DENPASAR – Jika Abdul Rahman Asuman warga Tanzania membawa 1 kilogram sabu diganjar 17 tahun penjara, maka hukuman lebih ringan diberikan untuk Frank Zeidler, 56, warga Jerman.
Frank diganjar 10 tahun penjara. Sebelumnya Frank dituntut 15 tahun penjara. Artinya, pria yang bekerja sebagai terapis alias tukang pijat itu mendapat diskon hukuman hingga lima tahun penjara dari majelis hakim.
Perbandingan hukuman antara Asuman dengan Frank ini memang cukup timpang. Padahal, barang bukti yang dikuasai Frank jauh lebih besar ketimbang Asuman.
Saat ditangkap polisi, Frank kedapatan membawa narkoba jenis hasis sebanyak 2.105 gram netto atau 2 kilogram lebih.

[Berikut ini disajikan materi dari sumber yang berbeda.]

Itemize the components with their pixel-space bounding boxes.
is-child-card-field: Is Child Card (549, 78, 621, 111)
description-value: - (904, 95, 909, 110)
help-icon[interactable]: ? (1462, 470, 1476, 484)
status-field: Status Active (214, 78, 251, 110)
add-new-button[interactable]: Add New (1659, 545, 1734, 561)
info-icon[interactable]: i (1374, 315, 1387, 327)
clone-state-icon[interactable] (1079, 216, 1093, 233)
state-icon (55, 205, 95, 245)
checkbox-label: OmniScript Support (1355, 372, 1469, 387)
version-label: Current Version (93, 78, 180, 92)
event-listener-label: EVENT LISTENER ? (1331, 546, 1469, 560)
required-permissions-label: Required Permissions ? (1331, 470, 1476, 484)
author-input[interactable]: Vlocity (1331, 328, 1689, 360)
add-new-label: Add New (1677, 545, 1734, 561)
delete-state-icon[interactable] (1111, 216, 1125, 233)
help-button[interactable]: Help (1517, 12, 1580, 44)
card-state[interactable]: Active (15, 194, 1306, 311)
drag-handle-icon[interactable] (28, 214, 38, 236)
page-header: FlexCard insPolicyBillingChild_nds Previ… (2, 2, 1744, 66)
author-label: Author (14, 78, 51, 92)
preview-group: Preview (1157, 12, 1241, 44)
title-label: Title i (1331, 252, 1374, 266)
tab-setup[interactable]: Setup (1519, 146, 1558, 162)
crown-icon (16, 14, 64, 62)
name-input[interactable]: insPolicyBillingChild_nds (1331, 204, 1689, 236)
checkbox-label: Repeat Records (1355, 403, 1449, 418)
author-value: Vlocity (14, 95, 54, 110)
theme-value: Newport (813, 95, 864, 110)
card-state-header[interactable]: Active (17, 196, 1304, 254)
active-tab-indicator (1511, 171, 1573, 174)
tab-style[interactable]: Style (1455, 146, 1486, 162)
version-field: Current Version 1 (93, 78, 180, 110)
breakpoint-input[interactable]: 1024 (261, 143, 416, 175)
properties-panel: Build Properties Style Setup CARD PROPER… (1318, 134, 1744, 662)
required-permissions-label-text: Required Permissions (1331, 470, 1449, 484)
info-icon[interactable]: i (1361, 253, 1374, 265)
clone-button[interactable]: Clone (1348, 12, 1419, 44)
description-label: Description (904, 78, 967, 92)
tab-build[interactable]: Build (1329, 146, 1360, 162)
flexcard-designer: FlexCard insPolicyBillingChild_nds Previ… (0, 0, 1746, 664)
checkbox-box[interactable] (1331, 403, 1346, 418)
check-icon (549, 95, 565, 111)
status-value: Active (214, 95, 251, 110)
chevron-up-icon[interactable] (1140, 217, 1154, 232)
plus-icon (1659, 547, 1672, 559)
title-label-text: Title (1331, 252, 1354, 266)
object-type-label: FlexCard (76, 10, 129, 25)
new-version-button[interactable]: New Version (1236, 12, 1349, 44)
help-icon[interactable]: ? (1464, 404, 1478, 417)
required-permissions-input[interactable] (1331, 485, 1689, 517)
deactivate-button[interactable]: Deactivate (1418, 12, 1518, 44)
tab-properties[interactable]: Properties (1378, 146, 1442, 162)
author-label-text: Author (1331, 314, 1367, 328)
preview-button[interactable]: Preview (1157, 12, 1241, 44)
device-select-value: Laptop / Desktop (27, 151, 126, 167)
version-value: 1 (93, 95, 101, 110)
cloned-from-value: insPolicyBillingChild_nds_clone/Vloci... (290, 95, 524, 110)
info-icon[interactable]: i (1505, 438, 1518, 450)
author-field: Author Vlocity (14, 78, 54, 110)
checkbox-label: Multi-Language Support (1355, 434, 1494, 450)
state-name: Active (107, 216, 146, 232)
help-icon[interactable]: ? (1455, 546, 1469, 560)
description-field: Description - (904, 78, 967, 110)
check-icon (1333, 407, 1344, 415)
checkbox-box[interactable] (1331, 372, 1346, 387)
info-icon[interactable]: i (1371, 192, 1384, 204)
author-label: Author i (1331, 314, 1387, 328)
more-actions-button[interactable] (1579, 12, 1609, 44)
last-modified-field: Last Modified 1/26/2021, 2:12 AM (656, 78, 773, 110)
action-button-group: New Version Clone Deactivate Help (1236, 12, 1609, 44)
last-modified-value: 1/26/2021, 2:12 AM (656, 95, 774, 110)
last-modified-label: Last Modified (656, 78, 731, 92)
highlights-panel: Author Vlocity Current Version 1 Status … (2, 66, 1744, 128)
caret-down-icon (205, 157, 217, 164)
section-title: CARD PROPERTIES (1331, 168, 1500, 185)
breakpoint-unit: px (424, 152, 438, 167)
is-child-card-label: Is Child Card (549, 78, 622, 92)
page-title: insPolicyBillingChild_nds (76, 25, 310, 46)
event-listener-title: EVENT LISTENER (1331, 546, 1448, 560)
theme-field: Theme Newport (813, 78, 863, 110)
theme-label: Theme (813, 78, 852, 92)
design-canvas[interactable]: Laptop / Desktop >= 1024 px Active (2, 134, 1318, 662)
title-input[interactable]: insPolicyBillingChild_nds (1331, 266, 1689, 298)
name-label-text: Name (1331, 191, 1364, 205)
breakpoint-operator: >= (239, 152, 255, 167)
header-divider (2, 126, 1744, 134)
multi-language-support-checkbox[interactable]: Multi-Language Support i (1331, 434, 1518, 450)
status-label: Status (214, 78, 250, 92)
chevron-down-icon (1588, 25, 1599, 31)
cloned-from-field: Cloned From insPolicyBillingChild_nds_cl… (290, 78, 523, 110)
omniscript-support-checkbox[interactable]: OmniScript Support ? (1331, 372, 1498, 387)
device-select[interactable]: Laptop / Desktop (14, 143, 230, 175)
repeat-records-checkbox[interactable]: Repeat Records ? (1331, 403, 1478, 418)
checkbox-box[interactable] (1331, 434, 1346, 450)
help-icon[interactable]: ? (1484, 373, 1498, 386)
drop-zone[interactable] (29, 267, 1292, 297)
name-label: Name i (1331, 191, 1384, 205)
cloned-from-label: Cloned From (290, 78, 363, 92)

Sedangkan Asuman menyimpan 1 kilogram sabu-sabu. Namun, hakim menjatuhkan hukuman ringan untuk Frank yang jelas-jelas barang buktinya lebih besar.
“Menjatuhkan pidana penjara terhadap Frank Zeidler selama sepuluh tahun dan denda Rp 2 miliar subsider empat bulan penjara,” ujar hakim Esthar Oktavi, kemarin (13/6).
Hakim menyatakan pria kelahiran Berlin, 13 Maret 1962, itu menyatakan terdakwa terbukti secara sah dan meyakinkan bersalah mengimpor narkotika
golongan I sebagaimana diatur dan diancam dalam Pasal 113 ayat (2) UU Narkotika, dakwaan kesatu jaksa penuntut umum (JPU).
Hal yang memberatkan putusan hakim yaitu perbuatan terdakwa bertentangan dengan progaram pemerintah dalam pemberantasan narkoba.
Sedangkan hal yang meringankan terdakwa bersikap sopan selama persidangan, mengakui perbuatanya dan menyesalinya.
Sebelumnya JPU Made Putriningsih menuntut dengan pidana penjara selama 15 tahun dan denda 2 Miliar subsidair 6 bulan penjara.
Saat mendengar pembacaan putusan majelis hakim, terdakwa dibantu oleh penerjemah bahasa, I Wayan Ana.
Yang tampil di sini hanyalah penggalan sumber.